Most companies using AI over-index on what an AI model or application achieves. They are looking at the work product, the output. With agents working autonomously, the risk levels are much higher, and the how becomes incredibly important. 

That’s because there are many ways to achieve a what but a lot of those ways are appropriate or incorrect. Imagine an agent is tasked with keeping a database up to date, and has access and permissions to delete or insert data. It could delete entries relating to CalypsoAI, for example, by accurately finding and removing the exact matches of the company name. 

However, the agent could equally decide to issue an instruction to ‘delete C*’ records, deleting records of all companies beginning with C. This crude action would achieve the same goal, but with a cascade of unintended consequences that may not be easily remediated. In the age of agents, when actions are driven by non-deterministic models, unintentional behavior is the breach – especially if safeguards are inadequate. Understanding agent behaviour is absolutely critical to their successful adoption.

Securing AI represents a whole new way of operating, not just some slight changes to existing security solutions. All of the traditional software that companies use will, over time, start morphing into other manifestations. And how you protect those is not completely clear right now. 

For organisations that have a traditional stack of security, there is already evidence that it’s creaking at the seams. That’s because they were designed and built for a pre-AI era. In the AI era, the volume of net new information being generated - ranging from garbage to high-quality, mission-critical data - is exploding. 
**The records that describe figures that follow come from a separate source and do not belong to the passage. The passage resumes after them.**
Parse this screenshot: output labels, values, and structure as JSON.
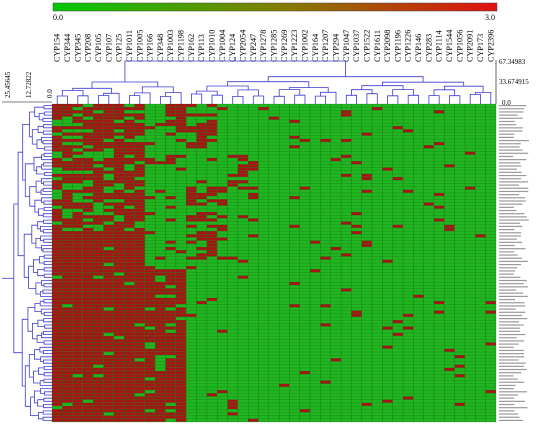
{
  "chart_data": {
    "type": "heatmap",
    "title": "",
    "color_scale": {
      "min_label": "0.0",
      "max_label": "3.0",
      "min_value": 0,
      "max_value": 3,
      "low_color": "#00c800",
      "mid_color": "#808000",
      "high_color": "#e01010"
    },
    "cell_colors": {
      "absent": "#21b521",
      "present": "#a61515"
    },
    "columns": [
      "CYP154",
      "CYP344",
      "CYP345",
      "CYP208",
      "CYP105",
      "CYP107",
      "CYP125",
      "CYP1011",
      "CYP1005",
      "CYP166",
      "CYP348",
      "CYP1003",
      "CYP1198",
      "CYP162",
      "CYP113",
      "CYP1010",
      "CYP1004",
      "CYP124",
      "CYP2054",
      "CYP247",
      "CYP1278",
      "CYP1285",
      "CYP1269",
      "CYP1223",
      "CYP1002",
      "CYP164",
      "CYP1207",
      "CYP294",
      "CYP1047",
      "CYP1037",
      "CYP1522",
      "CYP1611",
      "CYP2098",
      "CYP1196",
      "CYP1226",
      "CYP146",
      "CYP283",
      "CYP1114",
      "CYP1544",
      "CYP1056",
      "CYP2091",
      "CYP173",
      "CYP2396"
    ],
    "row_count": 100,
    "top_dendrogram_axis": {
      "ticks": [
        "67.34983",
        "33.674915",
        "0.0"
      ]
    },
    "left_dendrogram_axis": {
      "ticks": [
        "25.45645",
        "12.72822",
        "0.0"
      ]
    },
    "row_labels": "illegible (one label per row, too small to read)"
  }
}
The systems that were looking at human-generated traffic for the past several decades are now coming to terms with humans-using-AI generated traffic. That already represents a huge multiplier. Now imagine when it is agents-generating-information traffic. It just goes exponential. 

The traditional security stack is not built for that reality; it will have to change very dramatically to keep up - and sooner rather than later.

Today, an agent requires an AI model to act as its brain. That brain usually sits centrally somewhere and the agent framework asks questions of the model and the answers come back. That’s the cycle, over and back between the agent and the model. 

If an agent goes rogue in that scenario, an organisation can apply a simple networking rule to block the agent from access to the model. In the worst-case scenario, the model can be turned off. 

In future, models will get small enough that they don’t require GPUs and won’t have to sit in server rooms or in the cloud. The ‘brain’ will run in the same place as the agent, so the agent can efficiently operate anywhere and scale up and down. When that happens, security risk explodes. 

The big concept here is atomic agents, and there is evidence they are coming. Microsoft’s BitNet b1.58 2B4T, a 1-bit model that runs on CPU, shows what’s possible. It’s not small enough, not fast enough, and probably not good enough - yet. But ‘yet’ becomes reality very quickly in this industry.